Over dinner and my second glass of wine last evening I mentioned my troubles to my wife. She had seen me returning the dish washing liquid to the kitchen earlier and she said, "You know that's not Dawn soap in the dispenser, don't you? When we ran out of soap I put Murphy's Oil into the dispenser." "What??!!" Murphy's Oil is used to clean wood floors . . .

 

So this morning I developed another roll, this time without the Murphy's Oil (duh). But out of curiosity I looked again at the film I had developed the night before. The "solarization" that I had seen in my loupe the day before was gone. I put a strip of film in the scanner. What?? The negative looked the same: solarized. I checked all of the scanner settings and found it: the scanning software (Vuescan) enables infrared scanning of the film surface by my KonicaMinolta scanner. Hmmmm. I disabled that feature and scanned the negative again. It was perfect.

 

I went over to my trash can and dug out the first roll of film I had developed. Upon close examination I saw that the "solarization" could not be seen through my loupe. I scanned the negatives. Perfect again.

 

So there you have it: I have demonstrated that Murphy's Oil can in fact be used as a wetting agent (if you are dumb enough to try).

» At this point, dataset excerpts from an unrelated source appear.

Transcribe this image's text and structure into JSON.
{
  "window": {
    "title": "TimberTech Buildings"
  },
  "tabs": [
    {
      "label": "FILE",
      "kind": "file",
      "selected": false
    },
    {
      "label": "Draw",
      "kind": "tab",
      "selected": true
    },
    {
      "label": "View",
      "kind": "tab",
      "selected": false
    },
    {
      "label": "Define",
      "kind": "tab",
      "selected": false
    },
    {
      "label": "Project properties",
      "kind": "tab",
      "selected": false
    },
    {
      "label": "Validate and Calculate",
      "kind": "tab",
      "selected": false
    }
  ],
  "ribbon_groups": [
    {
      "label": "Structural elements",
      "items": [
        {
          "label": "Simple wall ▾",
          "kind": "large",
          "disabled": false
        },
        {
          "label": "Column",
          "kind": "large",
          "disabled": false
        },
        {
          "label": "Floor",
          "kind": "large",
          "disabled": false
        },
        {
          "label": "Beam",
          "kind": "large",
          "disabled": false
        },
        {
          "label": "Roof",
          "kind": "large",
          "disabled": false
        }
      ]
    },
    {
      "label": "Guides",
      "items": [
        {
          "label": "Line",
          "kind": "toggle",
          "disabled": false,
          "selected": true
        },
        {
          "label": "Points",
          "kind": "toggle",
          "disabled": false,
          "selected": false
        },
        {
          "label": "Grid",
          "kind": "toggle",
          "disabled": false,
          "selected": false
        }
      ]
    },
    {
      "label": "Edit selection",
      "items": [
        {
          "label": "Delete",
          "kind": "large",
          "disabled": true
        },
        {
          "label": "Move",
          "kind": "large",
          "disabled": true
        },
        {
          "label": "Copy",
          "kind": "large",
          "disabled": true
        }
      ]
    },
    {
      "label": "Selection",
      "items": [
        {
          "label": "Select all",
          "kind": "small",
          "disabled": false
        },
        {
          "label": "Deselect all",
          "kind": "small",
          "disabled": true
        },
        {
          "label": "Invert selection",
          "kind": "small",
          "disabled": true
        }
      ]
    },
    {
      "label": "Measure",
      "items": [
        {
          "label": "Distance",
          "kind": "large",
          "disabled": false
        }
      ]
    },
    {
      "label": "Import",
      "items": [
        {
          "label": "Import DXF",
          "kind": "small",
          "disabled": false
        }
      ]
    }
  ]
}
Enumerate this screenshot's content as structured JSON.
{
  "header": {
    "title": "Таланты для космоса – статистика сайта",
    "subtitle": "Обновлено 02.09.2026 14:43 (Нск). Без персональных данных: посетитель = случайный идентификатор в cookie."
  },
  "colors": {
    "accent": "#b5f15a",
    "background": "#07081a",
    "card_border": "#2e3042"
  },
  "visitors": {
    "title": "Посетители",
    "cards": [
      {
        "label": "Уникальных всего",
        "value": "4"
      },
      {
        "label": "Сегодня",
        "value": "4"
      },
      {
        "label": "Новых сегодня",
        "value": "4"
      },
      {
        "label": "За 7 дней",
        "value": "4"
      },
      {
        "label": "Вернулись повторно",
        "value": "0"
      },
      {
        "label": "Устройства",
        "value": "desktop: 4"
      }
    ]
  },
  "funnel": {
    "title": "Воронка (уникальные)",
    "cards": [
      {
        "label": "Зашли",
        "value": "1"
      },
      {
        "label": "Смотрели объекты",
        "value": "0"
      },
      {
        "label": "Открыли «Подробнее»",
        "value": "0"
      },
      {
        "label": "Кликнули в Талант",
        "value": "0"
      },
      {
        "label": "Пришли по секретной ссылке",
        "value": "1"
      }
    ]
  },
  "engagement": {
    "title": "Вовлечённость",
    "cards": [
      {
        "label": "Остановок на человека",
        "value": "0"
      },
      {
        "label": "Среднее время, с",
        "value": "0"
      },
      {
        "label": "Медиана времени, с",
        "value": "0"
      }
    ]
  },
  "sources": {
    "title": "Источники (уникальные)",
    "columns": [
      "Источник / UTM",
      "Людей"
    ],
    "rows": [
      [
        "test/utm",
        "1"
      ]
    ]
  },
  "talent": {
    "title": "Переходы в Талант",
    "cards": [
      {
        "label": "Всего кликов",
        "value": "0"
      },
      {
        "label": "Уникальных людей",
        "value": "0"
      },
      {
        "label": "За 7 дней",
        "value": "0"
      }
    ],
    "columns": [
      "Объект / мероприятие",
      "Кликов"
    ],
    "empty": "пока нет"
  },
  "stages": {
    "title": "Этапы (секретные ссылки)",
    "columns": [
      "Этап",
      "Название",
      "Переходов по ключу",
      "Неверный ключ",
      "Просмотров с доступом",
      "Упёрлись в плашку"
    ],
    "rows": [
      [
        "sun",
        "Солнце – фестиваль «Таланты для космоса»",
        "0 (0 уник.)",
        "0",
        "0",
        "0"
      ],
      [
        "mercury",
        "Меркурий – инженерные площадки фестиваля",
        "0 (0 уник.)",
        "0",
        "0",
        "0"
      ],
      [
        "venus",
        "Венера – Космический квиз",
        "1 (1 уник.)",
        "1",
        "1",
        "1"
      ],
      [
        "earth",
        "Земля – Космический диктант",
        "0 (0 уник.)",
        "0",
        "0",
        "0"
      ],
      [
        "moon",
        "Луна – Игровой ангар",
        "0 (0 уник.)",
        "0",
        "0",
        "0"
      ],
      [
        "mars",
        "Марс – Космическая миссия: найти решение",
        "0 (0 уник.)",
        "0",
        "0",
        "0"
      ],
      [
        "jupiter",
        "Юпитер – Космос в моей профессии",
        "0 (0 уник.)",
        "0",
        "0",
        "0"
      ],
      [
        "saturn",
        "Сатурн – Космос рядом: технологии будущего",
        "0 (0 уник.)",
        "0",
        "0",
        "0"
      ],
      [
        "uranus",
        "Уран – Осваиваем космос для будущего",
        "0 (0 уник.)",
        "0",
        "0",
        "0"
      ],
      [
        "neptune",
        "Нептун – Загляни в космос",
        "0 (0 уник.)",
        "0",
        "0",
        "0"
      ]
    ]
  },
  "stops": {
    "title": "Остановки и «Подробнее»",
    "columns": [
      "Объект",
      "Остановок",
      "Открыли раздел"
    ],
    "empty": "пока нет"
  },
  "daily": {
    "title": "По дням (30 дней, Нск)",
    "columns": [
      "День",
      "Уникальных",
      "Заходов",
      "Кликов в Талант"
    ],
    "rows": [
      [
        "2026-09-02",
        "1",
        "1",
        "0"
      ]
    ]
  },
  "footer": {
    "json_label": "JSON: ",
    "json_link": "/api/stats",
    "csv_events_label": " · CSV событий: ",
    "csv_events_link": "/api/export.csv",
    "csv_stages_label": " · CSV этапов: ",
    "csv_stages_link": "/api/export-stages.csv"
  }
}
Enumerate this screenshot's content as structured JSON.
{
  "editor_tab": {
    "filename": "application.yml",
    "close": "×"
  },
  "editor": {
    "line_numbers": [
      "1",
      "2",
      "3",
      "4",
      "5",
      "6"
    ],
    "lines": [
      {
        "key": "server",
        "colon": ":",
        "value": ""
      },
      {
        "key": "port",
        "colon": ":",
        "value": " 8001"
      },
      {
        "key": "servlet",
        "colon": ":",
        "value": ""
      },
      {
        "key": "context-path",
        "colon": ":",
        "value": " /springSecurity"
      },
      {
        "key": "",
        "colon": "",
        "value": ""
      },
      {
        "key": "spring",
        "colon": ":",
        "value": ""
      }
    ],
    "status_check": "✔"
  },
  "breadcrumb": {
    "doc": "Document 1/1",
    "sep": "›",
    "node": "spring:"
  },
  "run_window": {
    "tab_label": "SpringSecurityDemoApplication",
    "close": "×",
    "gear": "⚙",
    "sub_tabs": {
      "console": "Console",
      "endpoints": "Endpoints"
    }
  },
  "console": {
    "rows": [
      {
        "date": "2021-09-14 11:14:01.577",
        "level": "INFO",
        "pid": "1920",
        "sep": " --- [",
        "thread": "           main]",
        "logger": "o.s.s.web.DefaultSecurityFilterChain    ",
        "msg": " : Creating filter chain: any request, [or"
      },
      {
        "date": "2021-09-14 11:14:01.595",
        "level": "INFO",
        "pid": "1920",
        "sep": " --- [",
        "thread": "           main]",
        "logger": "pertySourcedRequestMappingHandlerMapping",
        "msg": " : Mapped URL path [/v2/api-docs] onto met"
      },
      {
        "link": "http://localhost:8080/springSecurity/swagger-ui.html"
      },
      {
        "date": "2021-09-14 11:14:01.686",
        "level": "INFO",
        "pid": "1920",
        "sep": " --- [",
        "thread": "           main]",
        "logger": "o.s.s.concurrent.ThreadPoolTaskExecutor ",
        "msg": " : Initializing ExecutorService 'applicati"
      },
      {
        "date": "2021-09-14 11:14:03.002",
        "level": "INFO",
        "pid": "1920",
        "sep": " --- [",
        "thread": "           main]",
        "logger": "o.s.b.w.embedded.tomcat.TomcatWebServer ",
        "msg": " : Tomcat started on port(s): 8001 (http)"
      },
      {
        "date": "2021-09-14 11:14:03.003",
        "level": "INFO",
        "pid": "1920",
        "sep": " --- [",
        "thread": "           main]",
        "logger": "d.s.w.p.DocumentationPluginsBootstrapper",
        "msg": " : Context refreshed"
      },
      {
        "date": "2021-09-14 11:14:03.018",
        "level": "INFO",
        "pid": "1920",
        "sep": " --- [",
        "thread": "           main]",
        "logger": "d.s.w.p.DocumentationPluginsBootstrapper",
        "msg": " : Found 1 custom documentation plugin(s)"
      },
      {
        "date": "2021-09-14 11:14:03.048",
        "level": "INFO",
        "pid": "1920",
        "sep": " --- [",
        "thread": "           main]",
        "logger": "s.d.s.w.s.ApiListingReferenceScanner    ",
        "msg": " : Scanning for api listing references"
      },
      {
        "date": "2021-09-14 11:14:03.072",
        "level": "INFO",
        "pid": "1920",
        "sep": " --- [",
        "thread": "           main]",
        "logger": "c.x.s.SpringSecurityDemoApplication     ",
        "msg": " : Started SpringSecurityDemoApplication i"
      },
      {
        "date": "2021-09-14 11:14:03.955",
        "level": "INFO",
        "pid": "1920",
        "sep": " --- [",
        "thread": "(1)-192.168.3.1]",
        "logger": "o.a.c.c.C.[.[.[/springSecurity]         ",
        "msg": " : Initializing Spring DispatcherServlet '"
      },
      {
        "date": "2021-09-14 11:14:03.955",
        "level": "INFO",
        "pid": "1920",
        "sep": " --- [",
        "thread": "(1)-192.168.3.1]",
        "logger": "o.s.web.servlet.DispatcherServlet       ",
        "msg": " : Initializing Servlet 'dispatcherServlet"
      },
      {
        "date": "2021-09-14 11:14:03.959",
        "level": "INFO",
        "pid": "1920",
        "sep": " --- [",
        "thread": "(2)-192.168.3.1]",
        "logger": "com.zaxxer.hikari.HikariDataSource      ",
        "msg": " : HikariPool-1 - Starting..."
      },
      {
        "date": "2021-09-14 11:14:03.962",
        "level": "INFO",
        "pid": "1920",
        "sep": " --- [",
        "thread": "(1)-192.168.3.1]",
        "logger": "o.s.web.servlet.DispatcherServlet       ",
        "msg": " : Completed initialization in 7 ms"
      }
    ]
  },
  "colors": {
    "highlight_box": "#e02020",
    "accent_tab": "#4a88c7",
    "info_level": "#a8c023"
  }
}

And, turn off the infrared cleaning feature on your KonicaMinolta before scanning T-Max or Tri-X film developed in Diafine.

 

Attached are a few pics: the one that I previously posted but now scanned correctly sans Murphy's Oil and a couple of more from that roll and another.

 

Thanks again for your help. I have proven once again that when it comes to Diafine, I truly am a newbie.